Este poder da linguagem torna-se visível enquanto resistência, como se fosse uma força de repulsão e não de atracção. A co-naturalidade entre o pensamento e a linguagem é aqui vista enquanto qualquer coisa que sai de dentro de outra: também o corpo do utilizador da máquina, o “não dito”, é um corpo estranho ao metal e só momentaneamente este lhe surge como local apropriado. A representação surge aqui enquanto oposição, ao modo de Wittgenstein, entre o dizer e o mostrar e parece que este território não se deixa aprisionar por nenhum tipo de palavra, trata-se de algo que a revelar-se o será com um gesto: inesperado, mágico, redentor.
Este corpo dentro do corpo, estas palavras dentro de palavras que revelam o pensamento, que é sempre e já palavra, este jogo de sucessivos reenvios encontram em “Comer o coração” o seu natural prolongamento. Esta escultura (com a participação da bailarina/coreógrafa Vera Mantero) abre outro dos centros do trabalho deste artista: a relação com a natureza. Se nas outras peças deste escultor a presença do corpo orgânico e físico surge somente enquanto sugestão, aqui ele é o tema dominante, quase omnipresente : mas esta presença, poder-se-ia dizer monumental, revela-se enquanto grito nostálgico por qualquer coisa perdida – o si próprio, o contacto com a natureza, o reconhecimento da sua própria interioridade. A instrumentalização que Vera Mantero faz da voz é assumida como tentativa de recuperação de uma linguagem perdida: mas o elemento irremediavelmente perdido não é só a palavra com sentido, o próprio corpo surge enquanto entidade destituída, dilacerada, esburacada. Das duas cadeiras erguidas a seis metros, só uma é ocupada: a outra é a imagem do vazio, da ausência, símbolo da incompletude que marca qualquer ser humano. Para regressar a Benjamin, parece que só a ausência pode dar conta desse aspecto imperceptível e irrepresentável que é um corpo, a sua singularidade e individualidade parecem escapar sempre a todas as tentativas de sistematização e formalização.

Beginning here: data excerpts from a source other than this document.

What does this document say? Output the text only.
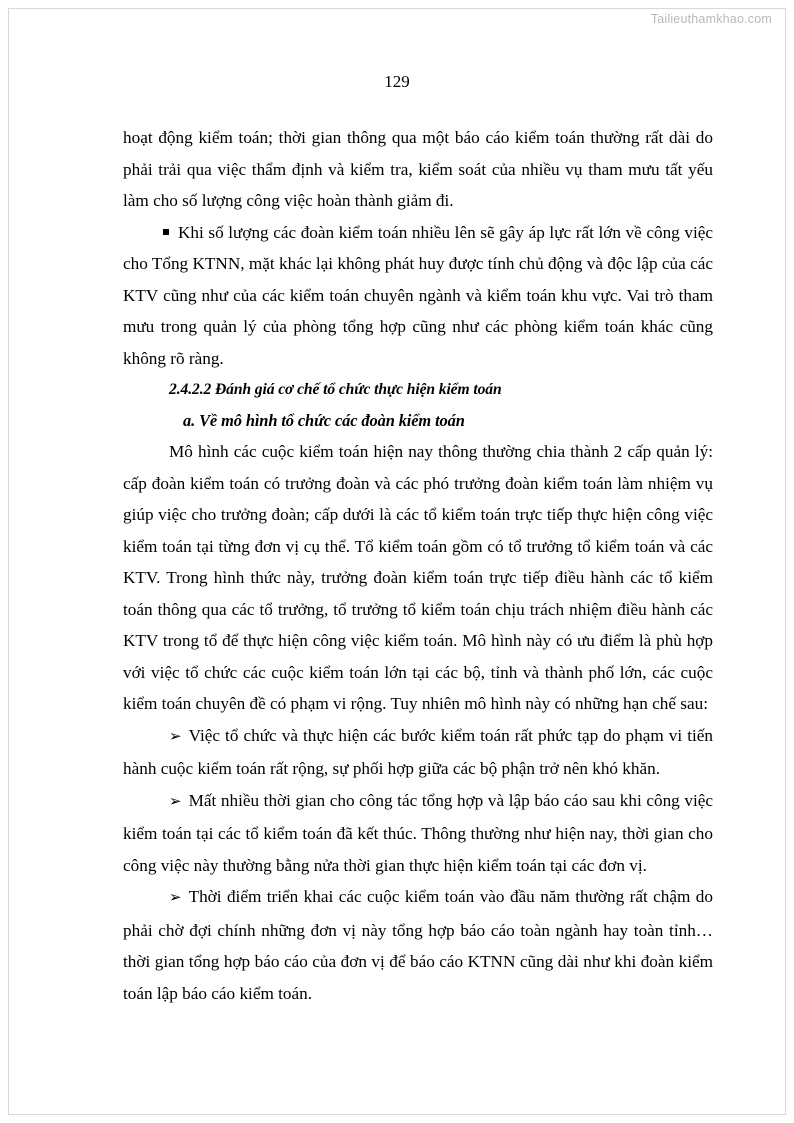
Tailieuthamkhao.com
129

hoạt động kiểm toán; thời gian thông qua một báo cáo kiểm toán thường rất dài do phải trải qua việc thẩm định và kiểm tra, kiểm soát của nhiều vụ tham mưu tất yếu làm cho số lượng công việc hoàn thành giảm đi.

Khi số lượng các đoàn kiểm toán nhiều lên sẽ gây áp lực rất lớn về công việc cho Tổng KTNN, mặt khác lại không phát huy được tính chủ động và độc lập của các KTV cũng như của các kiểm toán chuyên ngành và kiểm toán khu vực. Vai trò tham mưu trong quản lý của phòng tổng hợp cũng như các phòng kiểm toán khác cũng không rõ ràng.

2.4.2.2 Đánh giá cơ chế tổ chức thực hiện kiểm toán

a. Về mô hình tổ chức các đoàn kiểm toán

Mô hình các cuộc kiểm toán hiện nay thông thường chia thành 2 cấp quản lý: cấp đoàn kiểm toán có trưởng đoàn và các phó trưởng đoàn kiểm toán làm nhiệm vụ giúp việc cho trưởng đoàn; cấp dưới là các tổ kiểm toán trực tiếp thực hiện công việc kiểm toán tại từng đơn vị cụ thể. Tổ kiểm toán gồm có tổ trưởng tổ kiểm toán và các KTV. Trong hình thức này, trưởng đoàn kiểm toán trực tiếp điều hành các tổ kiểm toán thông qua các tổ trưởng, tổ trưởng tổ kiểm toán chịu trách nhiệm điều hành các KTV trong tổ để thực hiện công việc kiểm toán. Mô hình này có ưu điểm là phù hợp với việc tổ chức các cuộc kiểm toán lớn tại các bộ, tỉnh và thành phố lớn, các cuộc kiểm toán chuyên đề có phạm vi rộng. Tuy nhiên mô hình này có những hạn chế sau:

➢ Việc tổ chức và thực hiện các bước kiểm toán rất phức tạp do phạm vi tiến hành cuộc kiểm toán rất rộng, sự phối hợp giữa các bộ phận trở nên khó khăn.

➢ Mất nhiều thời gian cho công tác tổng hợp và lập báo cáo sau khi công việc kiểm toán tại các tổ kiểm toán đã kết thúc. Thông thường như hiện nay, thời gian cho công việc này thường bằng nửa thời gian thực hiện kiểm toán tại các đơn vị.

➢ Thời điểm triển khai các cuộc kiểm toán vào đầu năm thường rất chậm do phải chờ đợi chính những đơn vị này tổng hợp báo cáo toàn ngành hay toàn tỉnh… thời gian tổng hợp báo cáo của đơn vị để báo cáo KTNN cũng dài như khi đoàn kiểm toán lập báo cáo kiểm toán.
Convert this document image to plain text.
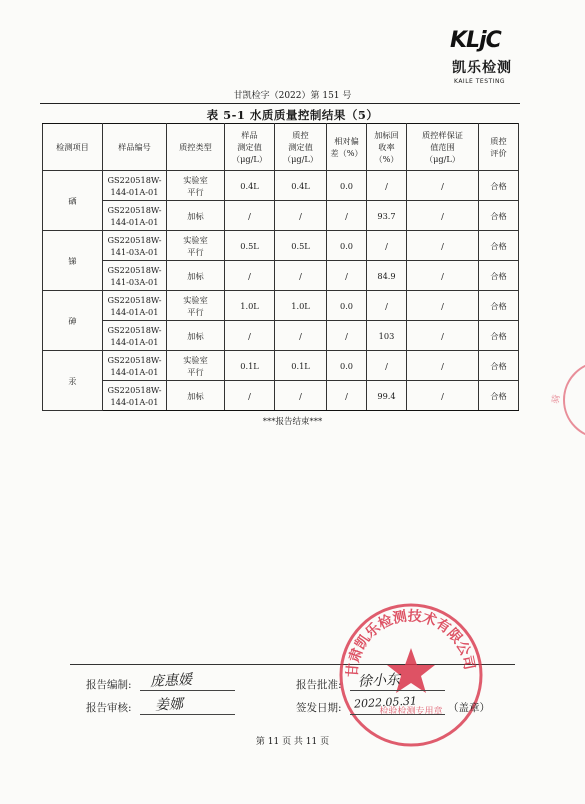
KLjC
凯乐检测
KAILE TESTING
甘凯检字（2022）第 151 号
表 5-1 水质质量控制结果（5）
检测项目	样品编号	质控类型	样品
测定值
（μg/L）	质控
测定值
（μg/L）	相对偏
差（%）	加标回
收率
（%）	质控样保证
值范围
（μg/L）	质控
评价
硒	GS220518W-
144-01A-01	实验室
平行	0.4L	0.4L	0.0	/	/	合格
	GS220518W-
144-01A-01	加标	/	/	/	93.7	/	合格
锑	GS220518W-
141-03A-01	实验室
平行	0.5L	0.5L	0.0	/	/	合格
	GS220518W-
141-03A-01	加标	/	/	/	84.9	/	合格
砷	GS220518W-
144-01A-01	实验室
平行	1.0L	1.0L	0.0	/	/	合格
	GS220518W-
144-01A-01	加标	/	/	/	103	/	合格
汞	GS220518W-
144-01A-01	实验室
平行	0.1L	0.1L	0.0	/	/	合格
	GS220518W-
144-01A-01	加标	/	/	/	99.4	/	合格
***报告结束***
骑
甘肃凯乐检测技术有限公司
检验检测专用章
报告编制: 庞惠媛
报告审核: 姜娜
报告批准: 徐小东
签发日期: 2022.05.31	（盖章）
第 11 页 共 11 页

Mas nesta sua passagem por Queluz “Comer o Coração” estabelece com o exterior um forte relação: partilha o mesmo espaço que as copas das árvores, contrapondo-se à fachada do edifício e aos céus de Inverno trazendo para esta exposição a ideia de um exterior que partilha com os homens a mesma sorte. Parece que a máxima de tudo estar contido em tudo é aqui levada ao seu limite: o corpo dentro da escultura, a escultura transformada em corpo, o corpo feito escultura, a palavra feita arte. E a natureza assim evocada é assumida como a categoria do sempre ausente, do irremediavelmente perdido. A questão dos limites e das impossibilidades fica expressa na tentativa deste artista em eliminar continuamente o excesso, em limar o não essencial. Talvez nesta sua intenção seja movido pela expectativa do encontro do essencial, do não acessório. Mas este modo de pensar e fazer arte também encontra os seus limites: na matéria que reclama os seus direitos, no metal que afirma a sua presença e não se deixa transformar em invisibilidade.

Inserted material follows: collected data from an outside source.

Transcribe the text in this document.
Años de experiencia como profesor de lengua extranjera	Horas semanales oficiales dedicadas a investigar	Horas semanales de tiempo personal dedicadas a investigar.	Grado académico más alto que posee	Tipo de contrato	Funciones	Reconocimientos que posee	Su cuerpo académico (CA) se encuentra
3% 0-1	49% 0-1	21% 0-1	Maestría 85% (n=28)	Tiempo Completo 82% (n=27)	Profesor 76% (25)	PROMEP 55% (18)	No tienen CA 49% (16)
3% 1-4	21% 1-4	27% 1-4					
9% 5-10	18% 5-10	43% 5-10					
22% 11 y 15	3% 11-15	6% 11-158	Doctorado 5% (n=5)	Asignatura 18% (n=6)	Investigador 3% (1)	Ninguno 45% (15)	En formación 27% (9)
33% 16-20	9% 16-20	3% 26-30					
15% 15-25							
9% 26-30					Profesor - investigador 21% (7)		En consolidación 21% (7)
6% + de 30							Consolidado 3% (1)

Ainda que não se possam estabelecer relações formais entre o trabalho de Rui Chafes e o de Noé Sendas, no contexto de “Corpo Impossível” os desdobramentos e prolongamentos que os seus trabalhos reflectem fazem com que entre estes dois artistas surjam afinidades. As esculturas antropomórficas de Sendas reenviam para um determinado excesso: a proximidade, estremecedora, que possuem com um corpo real inscreve-as num terreno difícil de classificar. Por um lado, a sua aparência surpreende-nos: é como se fossem corpos reais, sujeitos às mesmas condições que qualquer corpo que habita a Terra está sujeito; por outro, a sua construção faz destas formas, tão semelhantes a nós, objectos não reais, mas sim esculturas. Se em Chafes a presença do corpo é da ordem do pressentimento, em Sendas essa presença é um quase manifesto. Os personagens, inspirados muitas das vezes em figuras da literatura ou em personagens da pintura, podem ser vistos como pontos de condensação de um determinado espectro de experiências. Os seus “homens”, vestidos com roupas urbanas à imagem e à dimensão do próprio artista, são apresentações de momentos da experiência do sujeito consigo próprio. Não se trata, como em “Unsaid”, da estranheza daquele que, pela primeira vez, entra em contacto com a imagem da sua intimidade, trata-se sim da exploração dos limites, formas e linguagens que o corpo humano parece possuir.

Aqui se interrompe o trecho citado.